Houve um tempo em que ele ainda dispunha-se a pegar o ônibus e ir ao centro, encontrar velhos amigos para um café na Esquina do Pecado. Mas há alguns anos Seu Odílio diminuía a frequência destes encontros. Na verdade cansara-se dos assuntos. Lia o jornal e assistia TV, era bem informado, mas com o tempo foi perdendo a paciência para determinadas conversas. Política, não gostava de discutir desde a época dos militares. Doía pensar nos amigos e amigos de seus filhos que foram embora, às vezes para sempre. No futebol, já não fazia mais questão de ficar dando pitaco. Aliás nem tinha mais muita opinião, mal assistia a qualquer jogo por mais de 20 minutos. Interessava-se pelos resultados, mas quando o Timão não dava conta de ir pra frente, Seu Odílio nem se abalava muito. Não era um torcedor roxo. Os jogadores que são pagos pra isso mesmo, deixa que eles se preocupem com o time. A discussão com o padre fora uma exceção, por motivos de força maior. Rivalidade entre camisas as vezes são maiores do que pelejas entre Deus e o Diabo. Não, ele não tomava mais o ônibus para o centro no domingo. Somente durante a semana, de preferência uma vez por mês, para receber sua aposentadoria. E é claro que não era tão simples assim. Uma vez por mês, humpf, ninguém tinha esse luxo.

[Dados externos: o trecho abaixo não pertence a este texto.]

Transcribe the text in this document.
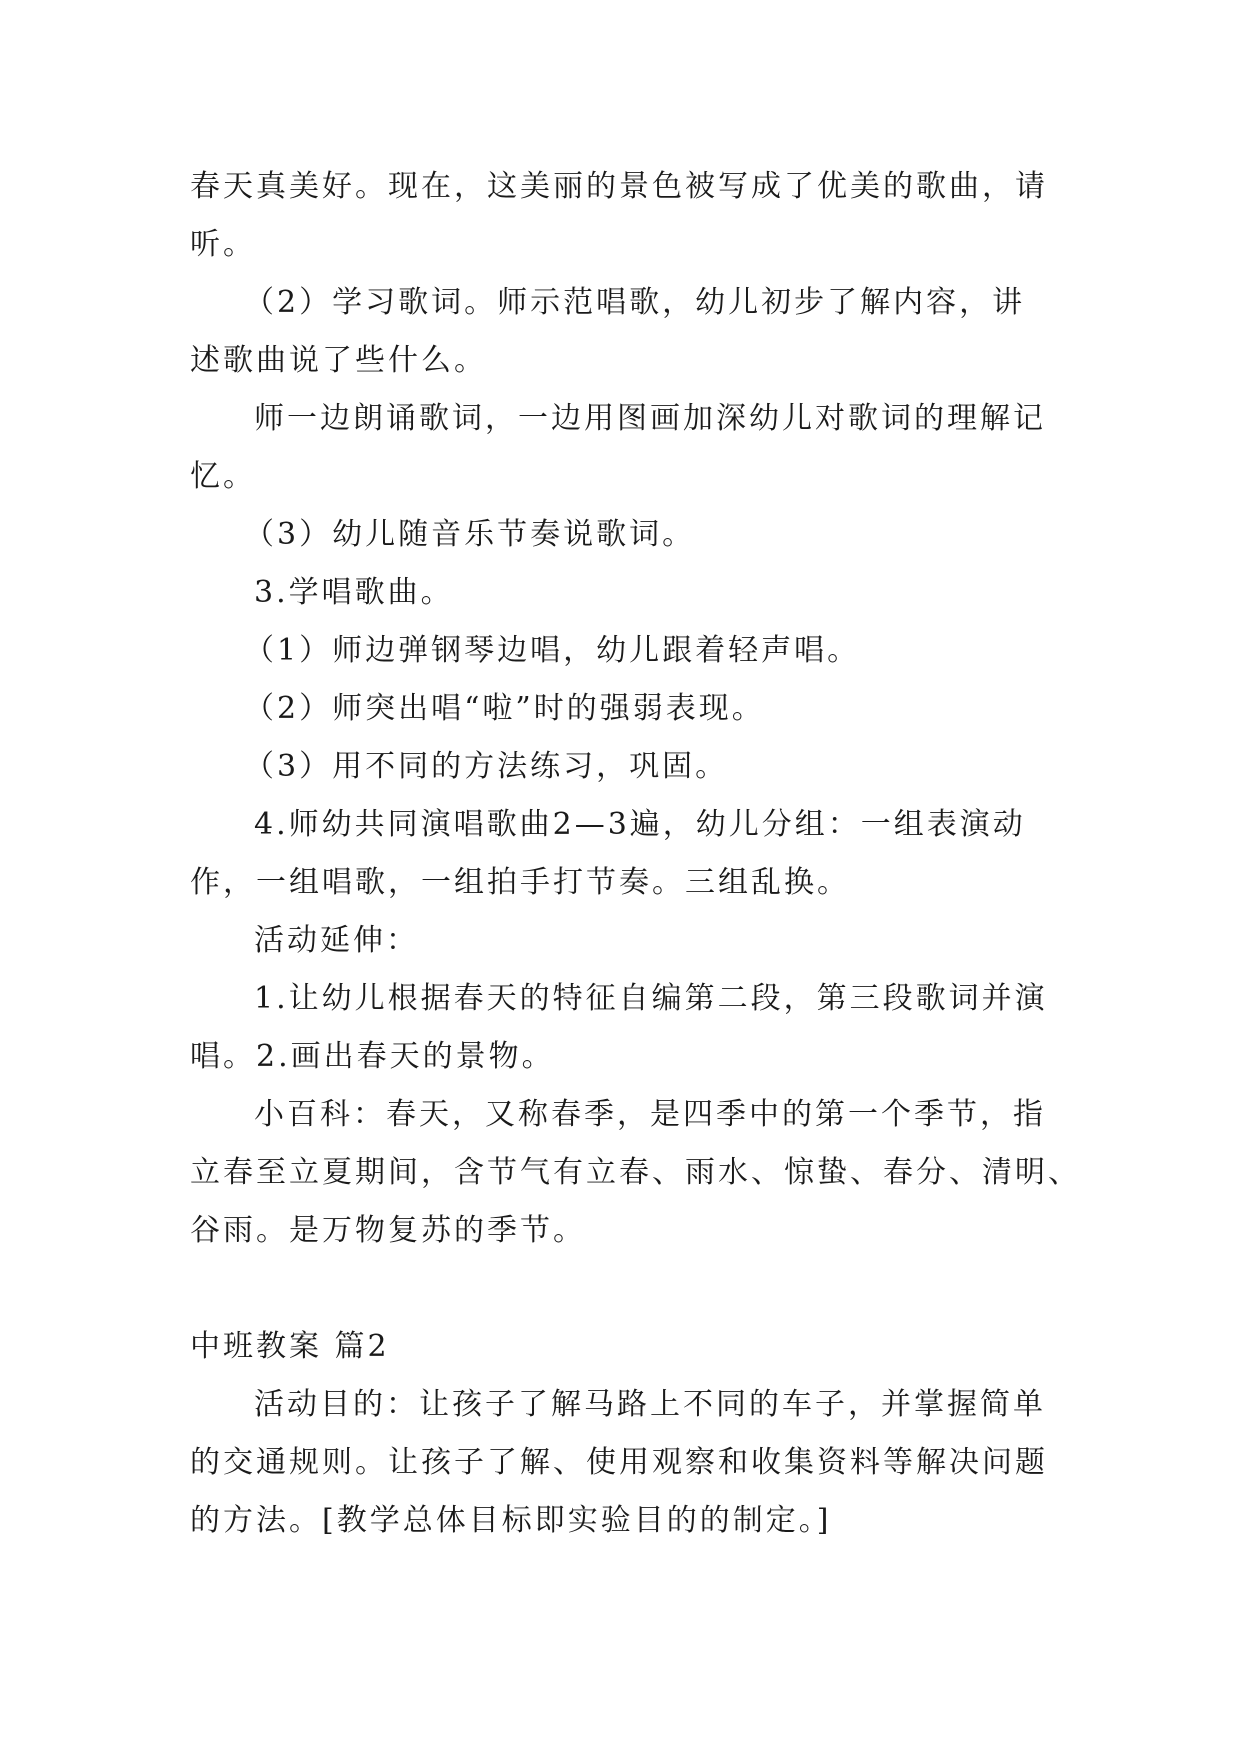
春天真美好。现在，这美丽的景色被写成了优美的歌曲，请
听。
（2）学习歌词。师示范唱歌，幼儿初步了解内容，讲
述歌曲说了些什么。
师一边朗诵歌词，一边用图画加深幼儿对歌词的理解记
忆。
（3）幼儿随音乐节奏说歌词。
3.学唱歌曲。
（1）师边弹钢琴边唱，幼儿跟着轻声唱。
（2）师突出唱“啦”时的强弱表现。
（3）用不同的方法练习，巩固。
4.师幼共同演唱歌曲2—3遍，幼儿分组：一组表演动
作，一组唱歌，一组拍手打节奏。三组乱换。
活动延伸：
1.让幼儿根据春天的特征自编第二段，第三段歌词并演
唱。2.画出春天的景物。
小百科：春天，又称春季，是四季中的第一个季节，指
立春至立夏期间，含节气有立春、雨水、惊蛰、春分、清明、
谷雨。是万物复苏的季节。
中班教案 篇2
活动目的：让孩子了解马路上不同的车子，并掌握简单
的交通规则。让孩子了解、使用观察和收集资料等解决问题
的方法。[教学总体目标即实验目的的制定。]
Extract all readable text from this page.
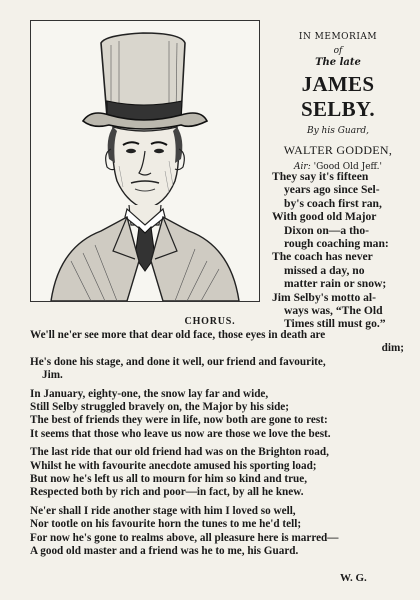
IN MEMORIAM
of
The late
JAMES SELBY.
By his Guard,
WALTER GODDEN,
Air: 'Good Old Jeff.'
They say it's fifteen
years ago since Sel-
by's coach first ran,
With good old Major
Dixon on—a tho-
rough coaching man:
The coach has never
missed a day, no
matter rain or snow;
Jim Selby's motto al-
ways was, “The Old
Times still must go.”
CHORUS.
We'll ne'er see more that dear old face, those eyes in death are
dim;
He's done his stage, and done it well, our friend and favourite,
Jim.
In January, eighty-one, the snow lay far and wide,
Still Selby struggled bravely on, the Major by his side;
The best of friends they were in life, now both are gone to rest:
It seems that those who leave us now are those we love the best.
The last ride that our old friend had was on the Brighton road,
Whilst he with favourite anecdote amused his sporting load;
But now he's left us all to mourn for him so kind and true,
Respected both by rich and poor—in fact, by all he knew.
Ne'er shall I ride another stage with him I loved so well,
Nor tootle on his favourite horn the tunes to me he'd tell;
For now he's gone to realms above, all pleasure here is marred—
A good old master and a friend was he to me, his Guard.
W. G.
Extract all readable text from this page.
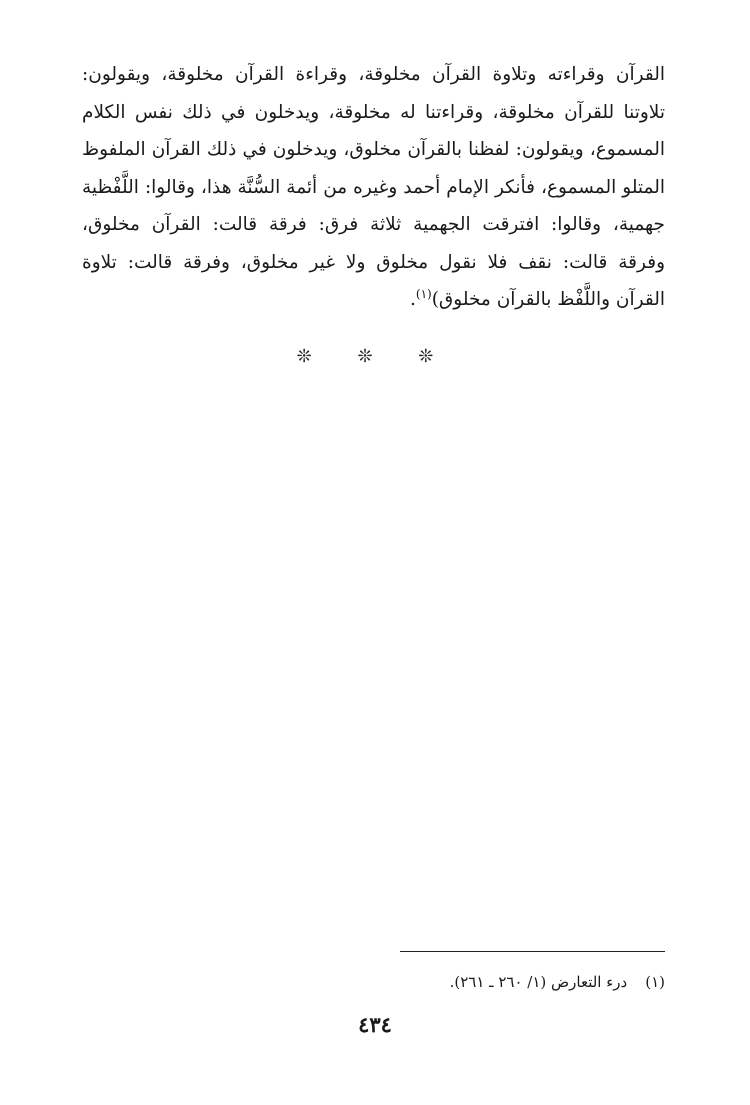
القرآن وقراءته وتلاوة القرآن مخلوقة، وقراءة القرآن مخلوقة، ويقولون:
تلاوتنا للقرآن مخلوقة، وقراءتنا له مخلوقة، ويدخلون في ذلك نفس الكلام
المسموع، ويقولون: لفظنا بالقرآن مخلوق، ويدخلون في ذلك القرآن الملفوظ
المتلو المسموع، فأنكر الإمام أحمد وغيره من أئمة السُّنَّة هذا، وقالوا: اللَّفْظية
جهمية، وقالوا: افترقت الجهمية ثلاثة فرق: فرقة قالت: القرآن مخلوق،
وفرقة قالت: نقف فلا نقول مخلوق ولا غير مخلوق، وفرقة قالت: تلاوة
القرآن واللَّفْظ بالقرآن مخلوق)$^{(١)}$.
❊ ❊ ❊
(١)درء التعارض (١/ ٢٦٠ ـ ٢٦١).
٤٣٤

Ali, sentado no banco da praça à sombra da grande sibipiruna numa manhã de domingo, Seu Odílio observava. Mães passeando com suas crianças pequenas, as crianças grandes correndo e fazendo algazarra em volta delas. Casais de mãos dadas, de todas as idades. Algumas pessoas solitárias, velhos e moços, homens e mulheres. Mas Seu Odílio não se sentia sozinho, e esperava que todas aquelas pessoas também não se sentissem. Ele fazia parte de tudo aquilo, das pessoas passeando e vivendo suas vidas, das crianças crescendo e jovens se amando. Mesmo que fosse uma parte que sentia que já tinha cumprido seu papel. Como Lurdinha, a esposa. Ele a amava e sentia falta dela, mas aceitou sua partida, assim como ela aceitou a permanência dele. Seu Odílio respirou fundo para aproveitar bem o ar daquela manhã, enquanto observava o ciclo do mundo acontecendo bem ali na praça do seu bairro.